Page 1 of 1

XML problem

Posted: Tue Mar 06, 2007 11:44 am
by pedrokas
Hi

The objective of my script is to strip a xml file into a mysql table.
The script read the file, recognize the tags but when i populate the string come empty!

i think is not necessary to put all te code, the start and end elements are secundary (i think :? )

Code: Select all

(...)
function charData($parser, $data)
{
global $dentro, $title, $sint, $tail;
 if($dentro)
 {
   switch($tag)
  {
     case "HEADLINE":
       $title .= htmlspecialchars($data)
     case "LEADPAR":
       $sint .= htmlspecialchars($data)
     case "TAILPAR":
       $tail .= htmlspecialchars($data)
   }
 }
}
the variables are empty, all of them!
Now i know the reason, but i do not know how i can solve it.
Inside the tags in the xml file are another tag's who causes de emptyness of the strings.
<paragraph display="proporcional" truncation="none">
How can i get the information on the tag without this anoying tag??

tks

Posted: Tue Mar 06, 2007 12:05 pm
by Begby
A. Where does $tag come from? It doesn't look like your switch is going to work.

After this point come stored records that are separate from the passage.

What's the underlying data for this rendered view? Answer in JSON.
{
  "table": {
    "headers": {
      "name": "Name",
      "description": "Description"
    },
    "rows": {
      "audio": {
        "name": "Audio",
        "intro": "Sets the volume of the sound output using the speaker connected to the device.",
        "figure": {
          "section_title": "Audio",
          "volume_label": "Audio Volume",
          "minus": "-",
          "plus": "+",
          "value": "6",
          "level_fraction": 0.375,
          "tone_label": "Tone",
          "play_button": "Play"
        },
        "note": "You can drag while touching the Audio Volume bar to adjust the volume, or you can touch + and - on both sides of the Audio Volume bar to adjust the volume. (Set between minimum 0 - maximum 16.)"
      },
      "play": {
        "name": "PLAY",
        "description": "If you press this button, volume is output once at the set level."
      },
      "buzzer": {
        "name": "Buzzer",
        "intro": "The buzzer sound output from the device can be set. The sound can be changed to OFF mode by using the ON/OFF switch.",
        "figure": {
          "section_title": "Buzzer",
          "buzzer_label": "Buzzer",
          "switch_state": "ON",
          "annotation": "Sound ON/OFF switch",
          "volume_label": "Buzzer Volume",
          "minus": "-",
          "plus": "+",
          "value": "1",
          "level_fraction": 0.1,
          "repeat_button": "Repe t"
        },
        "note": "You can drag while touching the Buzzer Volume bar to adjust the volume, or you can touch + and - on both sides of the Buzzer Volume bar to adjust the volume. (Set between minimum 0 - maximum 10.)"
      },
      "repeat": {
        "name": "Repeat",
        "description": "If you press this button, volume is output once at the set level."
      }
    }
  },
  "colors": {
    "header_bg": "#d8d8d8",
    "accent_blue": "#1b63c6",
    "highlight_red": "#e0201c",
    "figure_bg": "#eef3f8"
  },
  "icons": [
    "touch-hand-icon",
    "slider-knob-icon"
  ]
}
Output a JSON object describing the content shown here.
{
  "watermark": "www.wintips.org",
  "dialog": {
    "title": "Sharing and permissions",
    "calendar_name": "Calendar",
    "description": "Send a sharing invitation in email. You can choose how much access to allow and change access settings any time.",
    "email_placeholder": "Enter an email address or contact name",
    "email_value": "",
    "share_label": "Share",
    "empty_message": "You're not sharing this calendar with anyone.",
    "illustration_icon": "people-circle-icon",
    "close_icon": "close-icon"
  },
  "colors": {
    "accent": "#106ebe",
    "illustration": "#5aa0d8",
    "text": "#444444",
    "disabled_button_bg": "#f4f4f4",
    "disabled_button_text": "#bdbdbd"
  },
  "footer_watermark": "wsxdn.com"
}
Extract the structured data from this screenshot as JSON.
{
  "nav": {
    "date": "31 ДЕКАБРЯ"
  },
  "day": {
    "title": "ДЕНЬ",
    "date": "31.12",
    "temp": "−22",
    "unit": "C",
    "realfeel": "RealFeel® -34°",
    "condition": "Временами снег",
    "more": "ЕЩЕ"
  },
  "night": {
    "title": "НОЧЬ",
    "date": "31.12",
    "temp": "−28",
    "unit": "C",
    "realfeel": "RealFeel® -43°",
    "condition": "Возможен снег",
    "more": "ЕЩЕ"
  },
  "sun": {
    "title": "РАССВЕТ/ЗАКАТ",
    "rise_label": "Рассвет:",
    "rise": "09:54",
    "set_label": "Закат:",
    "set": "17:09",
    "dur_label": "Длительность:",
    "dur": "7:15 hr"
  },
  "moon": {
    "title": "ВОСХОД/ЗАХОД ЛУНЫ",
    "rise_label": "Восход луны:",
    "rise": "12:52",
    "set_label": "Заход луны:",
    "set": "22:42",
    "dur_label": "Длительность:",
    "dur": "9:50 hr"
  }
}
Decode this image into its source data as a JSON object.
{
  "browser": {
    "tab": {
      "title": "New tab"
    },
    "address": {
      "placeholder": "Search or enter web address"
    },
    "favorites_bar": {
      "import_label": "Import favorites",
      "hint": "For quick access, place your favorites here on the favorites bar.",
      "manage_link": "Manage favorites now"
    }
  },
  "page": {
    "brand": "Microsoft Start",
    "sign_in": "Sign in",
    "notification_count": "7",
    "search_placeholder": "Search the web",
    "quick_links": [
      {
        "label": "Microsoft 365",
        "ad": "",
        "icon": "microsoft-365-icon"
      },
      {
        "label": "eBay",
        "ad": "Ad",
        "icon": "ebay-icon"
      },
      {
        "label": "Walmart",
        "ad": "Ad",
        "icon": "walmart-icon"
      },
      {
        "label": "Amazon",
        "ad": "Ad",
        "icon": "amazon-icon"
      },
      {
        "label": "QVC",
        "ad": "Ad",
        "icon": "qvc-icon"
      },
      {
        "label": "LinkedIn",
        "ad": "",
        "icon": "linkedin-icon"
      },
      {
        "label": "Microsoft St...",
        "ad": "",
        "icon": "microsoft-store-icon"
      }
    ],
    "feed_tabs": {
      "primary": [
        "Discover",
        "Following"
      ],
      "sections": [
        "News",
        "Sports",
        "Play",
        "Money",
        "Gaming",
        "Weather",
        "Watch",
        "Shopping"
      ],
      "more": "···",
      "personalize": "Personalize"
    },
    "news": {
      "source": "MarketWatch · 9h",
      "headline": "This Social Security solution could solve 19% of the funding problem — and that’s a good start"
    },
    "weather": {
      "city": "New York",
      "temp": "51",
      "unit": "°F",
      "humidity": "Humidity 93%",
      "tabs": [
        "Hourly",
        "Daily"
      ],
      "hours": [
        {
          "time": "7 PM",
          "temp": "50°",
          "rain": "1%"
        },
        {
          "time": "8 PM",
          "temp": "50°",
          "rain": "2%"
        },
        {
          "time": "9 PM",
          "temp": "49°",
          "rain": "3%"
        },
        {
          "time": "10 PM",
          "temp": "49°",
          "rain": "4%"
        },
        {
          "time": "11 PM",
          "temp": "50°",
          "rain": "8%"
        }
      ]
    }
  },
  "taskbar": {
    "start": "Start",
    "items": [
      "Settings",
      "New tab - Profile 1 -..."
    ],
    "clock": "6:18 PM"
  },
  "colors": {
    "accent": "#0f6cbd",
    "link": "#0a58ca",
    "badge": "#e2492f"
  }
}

B. You don't have any 'break;' statements in your switch, that will cause it to always use every case ending with the last.

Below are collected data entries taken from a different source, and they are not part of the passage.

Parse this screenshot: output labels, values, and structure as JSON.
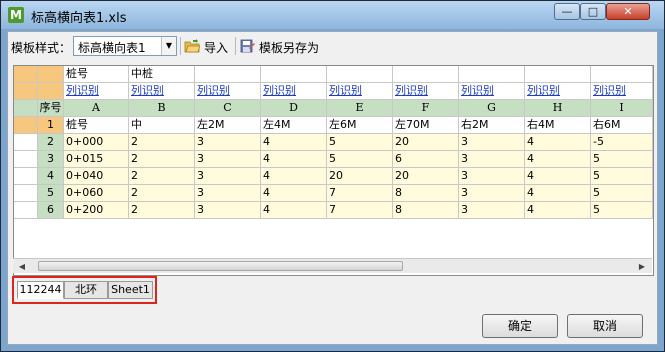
{
  "window": {
    "title": "标高横向表1.xls",
    "app_icon_letter": "M",
    "minimize_glyph": "—",
    "maximize_glyph": "□",
    "close_glyph": "✕"
  },
  "toolbar": {
    "template_label": "模板样式：",
    "template_value": "标高横向表1",
    "dropdown_glyph": "▼",
    "import_label": "导入",
    "save_as_label": "模板另存为"
  },
  "grid": {
    "header_row1": [
      "",
      "桩号",
      "中桩",
      "",
      "",
      "",
      "",
      "",
      "",
      ""
    ],
    "header_row2": [
      "",
      "列识别",
      "列识别",
      "列识别",
      "列识别",
      "列识别",
      "列识别",
      "列识别",
      "列识别",
      "列识别"
    ],
    "columns": [
      "序号",
      "A",
      "B",
      "C",
      "D",
      "E",
      "F",
      "G",
      "H",
      "I"
    ],
    "rows": [
      [
        "1",
        "桩号",
        "中",
        "左2M",
        "左4M",
        "左6M",
        "左70M",
        "右2M",
        "右4M",
        "右6M"
      ],
      [
        "2",
        "0+000",
        "2",
        "3",
        "4",
        "5",
        "20",
        "3",
        "4",
        "-5"
      ],
      [
        "3",
        "0+015",
        "2",
        "3",
        "4",
        "5",
        "6",
        "3",
        "4",
        "5"
      ],
      [
        "4",
        "0+040",
        "2",
        "3",
        "4",
        "20",
        "20",
        "3",
        "4",
        "5"
      ],
      [
        "5",
        "0+060",
        "2",
        "3",
        "4",
        "7",
        "8",
        "3",
        "4",
        "5"
      ],
      [
        "6",
        "0+200",
        "2",
        "3",
        "4",
        "7",
        "8",
        "3",
        "4",
        "5"
      ]
    ],
    "scroll_left_glyph": "◀",
    "scroll_right_glyph": "▶"
  },
  "sheet_tabs": [
    "112244",
    "北环",
    "Sheet1"
  ],
  "buttons": {
    "ok": "确定",
    "cancel": "取消"
  },
  "colors": {
    "row_header_green": "#c6dfc3",
    "corner_orange": "#f6c77d",
    "data_yellow": "#fffbdc",
    "link_blue": "#1c3cc7",
    "highlight_red": "#e0241b"
  }
}
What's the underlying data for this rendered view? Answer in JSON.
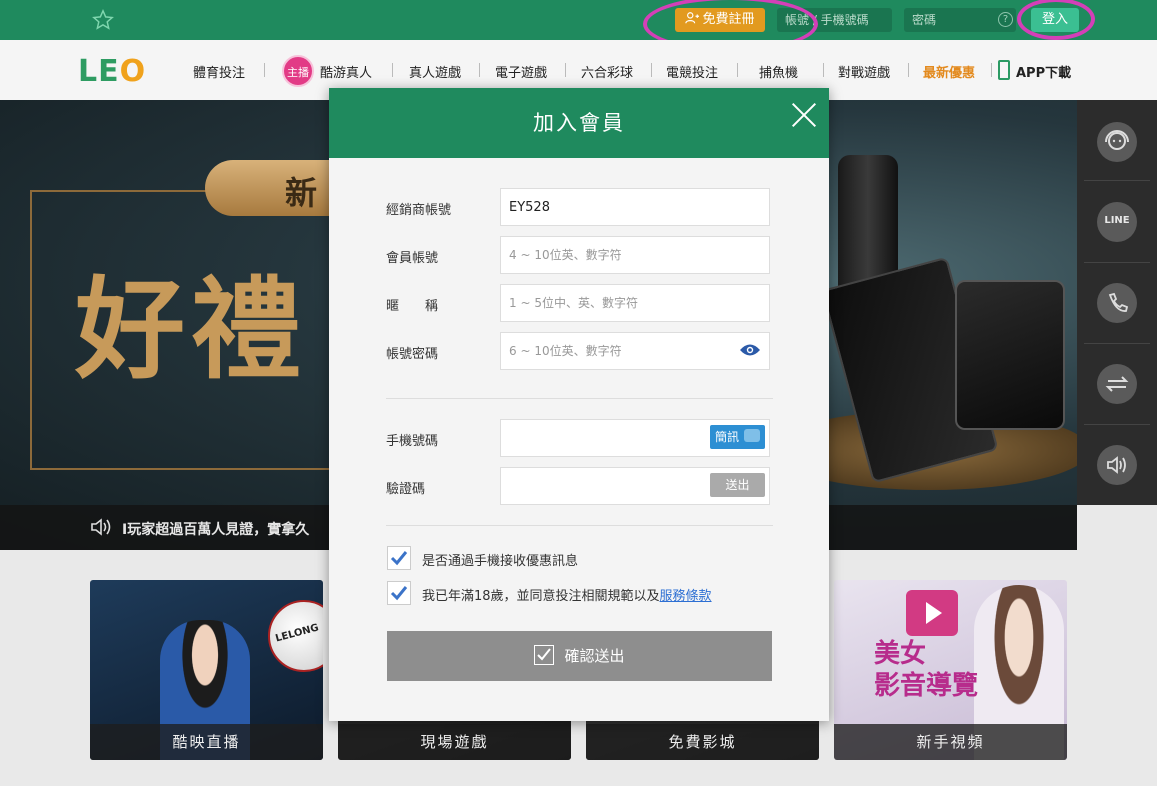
{
  "header": {
    "register_label": "免費註冊",
    "account_placeholder": "帳號 / 手機號碼",
    "password_placeholder": "密碼",
    "help_glyph": "?",
    "login_label": "登入"
  },
  "logo": {
    "l": "L",
    "e": "E",
    "o": "O"
  },
  "nav": {
    "live_badge": "主播",
    "items": [
      "體育投注",
      "酷游真人",
      "真人遊戲",
      "電子遊戲",
      "六合彩球",
      "電競投注",
      "捕魚機",
      "對戰遊戲",
      "最新優惠",
      "APP下載"
    ]
  },
  "banner": {
    "pill_text": "新",
    "headline": "好禮",
    "marquee": "I玩家超過百萬人見證，實拿久"
  },
  "rail": {
    "line_label": "LINE"
  },
  "cards": [
    {
      "caption": "酷映直播",
      "ball_text": "LELONG"
    },
    {
      "caption": "現場遊戲"
    },
    {
      "caption": "免費影城"
    },
    {
      "caption": "新手視頻",
      "title_line1": "美女",
      "title_line2": "影音導覽"
    }
  ],
  "modal": {
    "title": "加入會員",
    "agent_label": "經銷商帳號",
    "agent_value": "EY528",
    "member_label": "會員帳號",
    "member_placeholder": "4 ~ 10位英、數字符",
    "nick_label": "暱　　稱",
    "nick_placeholder": "1 ~ 5位中、英、數字符",
    "password_label": "帳號密碼",
    "password_placeholder": "6 ~ 10位英、數字符",
    "phone_label": "手機號碼",
    "sms_label": "簡訊",
    "code_label": "驗證碼",
    "send_label": "送出",
    "promo_check_label": "是否通過手機接收優惠訊息",
    "age_check_label": "我已年滿18歲，並同意投注相關規範以及",
    "terms_link": "服務條款",
    "submit_label": "確認送出"
  },
  "colors": {
    "brand_green": "#1f8a5e",
    "register_orange": "#e29a1f",
    "login_green": "#3bbf92",
    "annotation_magenta": "#d43fb8",
    "promo_orange": "#e38a1e",
    "sms_blue": "#2d8fd3",
    "check_blue": "#3b73c8"
  }
}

Posted: Tue Mar 06, 2007 12:28 pm
by pedrokas
Begby wrote:A. Where does $tag come from? It doesn't look like your switch is going to work.

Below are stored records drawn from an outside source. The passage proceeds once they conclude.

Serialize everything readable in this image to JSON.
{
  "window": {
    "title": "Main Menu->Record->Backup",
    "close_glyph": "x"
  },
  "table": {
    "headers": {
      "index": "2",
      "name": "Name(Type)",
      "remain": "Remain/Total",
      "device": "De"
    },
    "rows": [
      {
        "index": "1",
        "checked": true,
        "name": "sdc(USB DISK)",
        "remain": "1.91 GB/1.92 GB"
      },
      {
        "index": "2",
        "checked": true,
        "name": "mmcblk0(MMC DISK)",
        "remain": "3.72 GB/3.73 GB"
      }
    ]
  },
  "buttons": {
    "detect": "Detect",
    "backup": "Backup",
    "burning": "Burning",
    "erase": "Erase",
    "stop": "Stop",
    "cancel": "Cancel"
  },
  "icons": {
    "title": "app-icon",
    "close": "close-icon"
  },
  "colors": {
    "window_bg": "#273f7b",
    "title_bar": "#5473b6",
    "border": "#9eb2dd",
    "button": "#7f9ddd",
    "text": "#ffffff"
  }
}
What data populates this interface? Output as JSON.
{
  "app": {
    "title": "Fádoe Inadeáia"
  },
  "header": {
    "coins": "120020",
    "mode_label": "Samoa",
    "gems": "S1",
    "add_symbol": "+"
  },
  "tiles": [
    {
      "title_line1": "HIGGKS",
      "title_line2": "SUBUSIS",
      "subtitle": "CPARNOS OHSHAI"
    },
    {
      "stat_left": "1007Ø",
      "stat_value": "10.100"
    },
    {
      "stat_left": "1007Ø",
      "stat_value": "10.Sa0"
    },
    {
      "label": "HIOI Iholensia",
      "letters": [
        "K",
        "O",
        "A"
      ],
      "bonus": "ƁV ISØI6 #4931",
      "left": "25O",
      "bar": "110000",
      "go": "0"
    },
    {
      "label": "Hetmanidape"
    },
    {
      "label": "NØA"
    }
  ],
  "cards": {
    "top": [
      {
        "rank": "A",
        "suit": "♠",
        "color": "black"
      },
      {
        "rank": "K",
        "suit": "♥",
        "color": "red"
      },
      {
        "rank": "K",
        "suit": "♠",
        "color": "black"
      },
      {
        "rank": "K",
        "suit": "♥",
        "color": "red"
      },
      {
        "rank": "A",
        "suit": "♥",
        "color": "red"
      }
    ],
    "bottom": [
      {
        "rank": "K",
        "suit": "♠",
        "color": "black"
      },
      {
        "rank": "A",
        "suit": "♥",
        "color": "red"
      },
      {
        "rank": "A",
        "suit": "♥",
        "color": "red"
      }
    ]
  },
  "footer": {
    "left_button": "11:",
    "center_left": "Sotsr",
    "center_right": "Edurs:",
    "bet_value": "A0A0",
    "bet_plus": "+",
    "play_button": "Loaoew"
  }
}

B. You don't have any 'break;' statements in your switch, that will cause it to always use every case ending with the last.
error copying the script...

the script:

Code: Select all

<?

$file = "myfile.xml";
// registo de variaveis
$dentro= false;
$tag ="";
$title = "";
$lead ="";
$texto ="";

function startElement($parser, $tagName, $attrs)
	{
		global $dentro, $tag;
		if($insideitem)
		{
			$tag = $tagName;
		}
		elseif ($tagName == "ARTICLE")
		{
			$dentro= true;
		}
	}
	
function characterData($parser, $data)
	{
		global $dentro, $tag, $title, $lead, $texto, $string;
		if($dentro)
		{
$string .= $tag."|".$data;

	
			switch($tag)
			{
				case "HEADLINE":
					$title .= htmlspecialchars($data);
					break;
				case "LEADPARAGRAPH":
					$lead .= htmlspecialchars(trim($data));
					break;
				case "TAILPARAGRAPHS":
					$texto .= htmlspecialchars(trim($data));
					break;
			}
		}
	}

function endElement($parser, $tagName)
	{
		global $dentro, $tag, $title, $lead, $texto, $string;
		if ($tagName == "ARTICLE")
		{
			printf("<p><b>%s</b></p>%s", htmlspecialchars(trim($title)), trim($texto));
			printf("<p>%s</p>", htmlspecialchars(trim($lead)));

		        $title="";
			$lead="";
			$texto="";
			$insideitem= false;
		}		
	}
	
$xml_parser = xml_parser_create();
xml_set_element_handler($xml_parser, "startElement", "endElement");

xml_set_character_data_handler($xml_parser, "characterData");

$fp = fopen($file,"r") or die ("erro a ler RSS");
 
while ($data = fread($fp, 4096))
xml_parse($xml_parser, $data, feof($fp)) or die (sprintf("Erro XML: %s at line %d", xml_error_string(xml_get_error_code($xml_parser)), xml_get_current_line_number($xml_parser)));

fclose($fp);
xml_parser_free($xml_parser);



?>

I think now is complete! sorry

Posted: Tue Mar 06, 2007 10:19 pm
by volka
pedrokas wrote:case "HEADLINE":
$title .= htmlspecialchars($data);
break;
case "LEADPARAGRAPH":
$lead .= htmlspecialchars(trim($data));
break;
case "TAILPARAGRAPHS":
$texto .= htmlspecialchars(trim($data));
break;
[...]
$fp = fopen($file,"r") or die ("erro a ler RSS");
Doesn't look like rss to me.
Is there a good reason for using sax parser like xml_parser_create? Nothing against sax but dom is often easier.
e.g. php5's simplexml

Code: Select all

$doc = simplexml_load_file('http://www.nytimes.com/services/xml/rss/nyt/Europe.xml');

foreach($doc->channel->item as $item) {
	echo 'title: ', $item->title, "<br />\n";
}
That's all it takes to print the titles of the current rss elements of the nytimes (europe).
Are you bound to http://de2.php.net/xml ?
Which versions of php can you use and what extensions?